Ce qu'il ne faut pas surtout pas trouver, ce dont le doute est le verrou, c'est que le négatif n'est jamais que le négatif du positif. En faisant du négatif le positif, Descartes empêche qu'on remette en question la doctrine de l'exclusivisme de l'être, qui est la vraie doctrine de l'exclusivisme (l'idée qu'il n'y a que de l'être).
Le vérificationnisme en philosophie aurait consisté à remettre en question cette doctrine de l'être et à estimer que nous nous mouvons dans une pensée qui accepte que la vérité soit l’indécidable et l'incompréhensible. L’Être est l'indéfinissable par excellence, en témoigne l'échec contemporain de Heidegger le dernier des métaphysiciens, qui en révèle toute la violence, de le définir (l’Être c'est ce qui est là n'est autre chose qu'une définition lacunaire).
Il ne faut pas que la philosophie s'empare de la révolution expérimentale, qui dit : l'être est incertain, pour se rendre compte que l’Être s'avère encore plus incertain, puisque pure conjecture de l'esprit, supputant que l’Être existe par prolongement de l'être, ce qui est tout à fait incertain.
Tout le coup de force de Descartes est d'expliquer que le négatif existe en tant que défaut de langage n’ayant pas d'existence réelle. Si l'on s'avise que le négatif est le nom de quelque chose qui existe bel et bien, c'est la philosophie telle que Descartes l'a connue qui s'effondre. Pas seulement la philosophie d'Aristote, le vrai inspirateur de Descartes, mais toute celle issue de Platon et de tous ses prédécesseurs.
Le geste de Descartes pourrait se résumer ainsi : n'allez surtout pas voir ce qui est derrière le négatif. Car vous vous rendriez compte que nous avons vécu jusqu'ici dans le négatif et que le positif n'est pas l’Être, ni la pensée par prolongement. 

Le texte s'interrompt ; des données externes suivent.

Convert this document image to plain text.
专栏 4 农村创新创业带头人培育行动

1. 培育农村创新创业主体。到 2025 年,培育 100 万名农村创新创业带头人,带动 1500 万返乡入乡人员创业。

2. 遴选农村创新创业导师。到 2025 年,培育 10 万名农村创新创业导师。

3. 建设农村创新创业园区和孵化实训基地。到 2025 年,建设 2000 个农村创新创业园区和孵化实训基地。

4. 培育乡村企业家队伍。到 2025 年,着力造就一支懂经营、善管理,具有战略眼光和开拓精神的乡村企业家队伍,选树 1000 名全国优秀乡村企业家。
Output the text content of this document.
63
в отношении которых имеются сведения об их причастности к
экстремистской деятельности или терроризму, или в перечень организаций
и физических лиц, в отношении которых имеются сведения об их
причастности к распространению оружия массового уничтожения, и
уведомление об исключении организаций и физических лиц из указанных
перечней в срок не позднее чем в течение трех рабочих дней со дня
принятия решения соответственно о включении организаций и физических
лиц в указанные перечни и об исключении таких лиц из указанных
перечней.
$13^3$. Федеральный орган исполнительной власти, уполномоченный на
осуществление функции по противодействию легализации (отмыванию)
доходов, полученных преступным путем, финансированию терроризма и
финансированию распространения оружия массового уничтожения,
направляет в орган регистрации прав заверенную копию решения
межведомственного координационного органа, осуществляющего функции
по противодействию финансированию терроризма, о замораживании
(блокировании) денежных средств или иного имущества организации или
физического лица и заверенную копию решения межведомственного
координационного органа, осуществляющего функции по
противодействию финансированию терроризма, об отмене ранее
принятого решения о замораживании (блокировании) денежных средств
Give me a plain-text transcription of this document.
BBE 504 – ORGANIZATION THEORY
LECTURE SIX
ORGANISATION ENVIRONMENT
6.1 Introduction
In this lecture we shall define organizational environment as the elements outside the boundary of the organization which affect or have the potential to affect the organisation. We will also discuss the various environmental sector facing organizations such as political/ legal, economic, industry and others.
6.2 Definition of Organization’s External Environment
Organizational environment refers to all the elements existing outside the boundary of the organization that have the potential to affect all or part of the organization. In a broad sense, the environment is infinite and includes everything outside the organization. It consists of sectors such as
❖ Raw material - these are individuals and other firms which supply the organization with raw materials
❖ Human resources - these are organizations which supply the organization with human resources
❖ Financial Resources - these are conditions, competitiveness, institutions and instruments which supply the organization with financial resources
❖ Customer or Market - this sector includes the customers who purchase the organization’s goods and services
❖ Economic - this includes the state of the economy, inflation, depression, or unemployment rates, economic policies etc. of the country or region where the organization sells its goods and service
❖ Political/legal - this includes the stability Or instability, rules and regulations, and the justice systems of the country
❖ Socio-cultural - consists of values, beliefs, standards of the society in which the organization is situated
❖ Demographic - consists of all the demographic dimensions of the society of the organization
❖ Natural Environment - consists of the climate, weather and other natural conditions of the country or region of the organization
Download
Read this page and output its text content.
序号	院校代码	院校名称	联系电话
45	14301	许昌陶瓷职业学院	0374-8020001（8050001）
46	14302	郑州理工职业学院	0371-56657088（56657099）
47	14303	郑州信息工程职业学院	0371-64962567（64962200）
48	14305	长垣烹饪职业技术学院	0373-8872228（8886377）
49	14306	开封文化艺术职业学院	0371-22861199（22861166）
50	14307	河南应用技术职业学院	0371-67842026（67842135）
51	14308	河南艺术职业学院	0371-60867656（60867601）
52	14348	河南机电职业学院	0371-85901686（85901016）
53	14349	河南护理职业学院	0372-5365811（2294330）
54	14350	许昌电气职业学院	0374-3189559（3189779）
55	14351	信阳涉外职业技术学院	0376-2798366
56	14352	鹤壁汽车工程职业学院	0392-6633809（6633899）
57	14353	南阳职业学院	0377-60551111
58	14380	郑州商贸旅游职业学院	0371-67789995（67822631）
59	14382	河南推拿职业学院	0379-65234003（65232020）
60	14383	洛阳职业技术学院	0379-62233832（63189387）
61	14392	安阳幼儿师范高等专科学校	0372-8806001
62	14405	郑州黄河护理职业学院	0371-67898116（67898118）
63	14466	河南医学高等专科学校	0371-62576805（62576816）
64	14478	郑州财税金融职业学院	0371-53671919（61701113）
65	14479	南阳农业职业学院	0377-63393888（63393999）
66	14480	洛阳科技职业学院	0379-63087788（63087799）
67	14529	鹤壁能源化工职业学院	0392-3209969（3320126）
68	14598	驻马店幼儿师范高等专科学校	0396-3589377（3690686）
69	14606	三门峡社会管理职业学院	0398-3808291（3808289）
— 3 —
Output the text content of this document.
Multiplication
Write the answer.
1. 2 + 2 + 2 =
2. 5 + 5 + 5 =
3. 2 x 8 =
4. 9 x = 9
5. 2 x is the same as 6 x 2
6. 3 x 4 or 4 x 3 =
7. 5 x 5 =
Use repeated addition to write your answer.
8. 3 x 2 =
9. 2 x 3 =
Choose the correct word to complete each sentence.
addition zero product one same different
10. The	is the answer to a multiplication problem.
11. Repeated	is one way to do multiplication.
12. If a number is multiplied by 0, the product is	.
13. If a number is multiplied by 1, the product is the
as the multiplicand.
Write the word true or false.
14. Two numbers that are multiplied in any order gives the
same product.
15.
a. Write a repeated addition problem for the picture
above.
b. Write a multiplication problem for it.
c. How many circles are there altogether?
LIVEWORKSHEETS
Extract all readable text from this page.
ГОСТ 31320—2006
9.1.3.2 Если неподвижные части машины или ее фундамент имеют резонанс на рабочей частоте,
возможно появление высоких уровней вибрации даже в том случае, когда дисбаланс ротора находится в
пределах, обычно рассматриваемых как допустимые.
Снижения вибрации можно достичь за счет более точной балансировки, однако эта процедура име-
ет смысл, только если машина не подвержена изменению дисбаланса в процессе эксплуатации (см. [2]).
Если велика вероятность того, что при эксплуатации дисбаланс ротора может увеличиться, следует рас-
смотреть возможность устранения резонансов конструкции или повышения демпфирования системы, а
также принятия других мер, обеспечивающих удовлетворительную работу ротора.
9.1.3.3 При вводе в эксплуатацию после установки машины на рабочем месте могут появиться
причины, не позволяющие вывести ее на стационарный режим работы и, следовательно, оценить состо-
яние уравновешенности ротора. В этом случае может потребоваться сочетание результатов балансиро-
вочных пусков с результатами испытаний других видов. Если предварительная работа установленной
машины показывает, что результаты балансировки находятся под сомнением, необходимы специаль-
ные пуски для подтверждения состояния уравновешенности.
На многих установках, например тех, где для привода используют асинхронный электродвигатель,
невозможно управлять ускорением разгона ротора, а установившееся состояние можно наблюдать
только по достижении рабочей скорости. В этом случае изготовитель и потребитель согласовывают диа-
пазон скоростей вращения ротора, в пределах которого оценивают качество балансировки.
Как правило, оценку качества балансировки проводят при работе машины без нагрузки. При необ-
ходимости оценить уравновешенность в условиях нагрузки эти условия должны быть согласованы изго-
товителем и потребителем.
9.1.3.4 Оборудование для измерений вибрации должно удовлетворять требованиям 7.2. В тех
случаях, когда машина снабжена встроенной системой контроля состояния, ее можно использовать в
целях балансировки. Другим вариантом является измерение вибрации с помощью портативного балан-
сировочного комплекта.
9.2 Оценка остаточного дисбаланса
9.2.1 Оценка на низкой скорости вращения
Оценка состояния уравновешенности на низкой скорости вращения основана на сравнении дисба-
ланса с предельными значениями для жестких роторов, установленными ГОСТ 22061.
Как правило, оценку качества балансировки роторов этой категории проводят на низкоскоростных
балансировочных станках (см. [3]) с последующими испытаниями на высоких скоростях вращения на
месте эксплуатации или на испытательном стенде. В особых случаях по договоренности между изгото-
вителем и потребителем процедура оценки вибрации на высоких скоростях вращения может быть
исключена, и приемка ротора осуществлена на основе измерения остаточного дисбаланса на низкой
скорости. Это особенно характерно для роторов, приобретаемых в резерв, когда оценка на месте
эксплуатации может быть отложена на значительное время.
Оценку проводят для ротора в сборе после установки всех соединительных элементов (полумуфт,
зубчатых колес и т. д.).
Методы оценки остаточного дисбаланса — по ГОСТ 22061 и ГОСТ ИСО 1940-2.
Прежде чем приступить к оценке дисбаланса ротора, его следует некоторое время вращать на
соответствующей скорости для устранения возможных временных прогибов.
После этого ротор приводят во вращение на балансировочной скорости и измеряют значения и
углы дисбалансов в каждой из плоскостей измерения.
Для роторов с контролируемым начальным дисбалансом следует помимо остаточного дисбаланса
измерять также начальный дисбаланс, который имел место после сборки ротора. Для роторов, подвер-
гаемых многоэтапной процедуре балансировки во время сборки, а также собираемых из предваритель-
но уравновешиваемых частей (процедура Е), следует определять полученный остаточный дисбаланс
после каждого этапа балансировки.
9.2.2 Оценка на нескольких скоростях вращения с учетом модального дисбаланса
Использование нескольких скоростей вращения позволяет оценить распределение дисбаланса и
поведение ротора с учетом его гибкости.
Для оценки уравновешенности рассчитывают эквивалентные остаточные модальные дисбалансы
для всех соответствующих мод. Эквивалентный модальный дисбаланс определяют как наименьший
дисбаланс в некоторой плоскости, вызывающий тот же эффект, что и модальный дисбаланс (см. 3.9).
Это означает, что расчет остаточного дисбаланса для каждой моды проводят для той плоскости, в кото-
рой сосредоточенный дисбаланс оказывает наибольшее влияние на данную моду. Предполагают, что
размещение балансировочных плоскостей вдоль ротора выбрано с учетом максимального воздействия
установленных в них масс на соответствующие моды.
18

L'incroyable succès de Descartes stupéfie les meilleurs analystes de l'histoire de la philosophie, qui ne comprennent pas comment une nouvelle pensée a pu s'imposer aussi vite en philosophie que le cartésianisme, exemple unique d'un tel succès dans le monde des idées, témoigne du fait que les philosophes se sont tout de suite rendu compte de l'importance salvatrice du geste de Descartes pour la philosophie scolastique. Son coup de génie ayant été de faire croire qu'il cherchait à remplacer la scolastique sclérosée par une nouvelle méthode.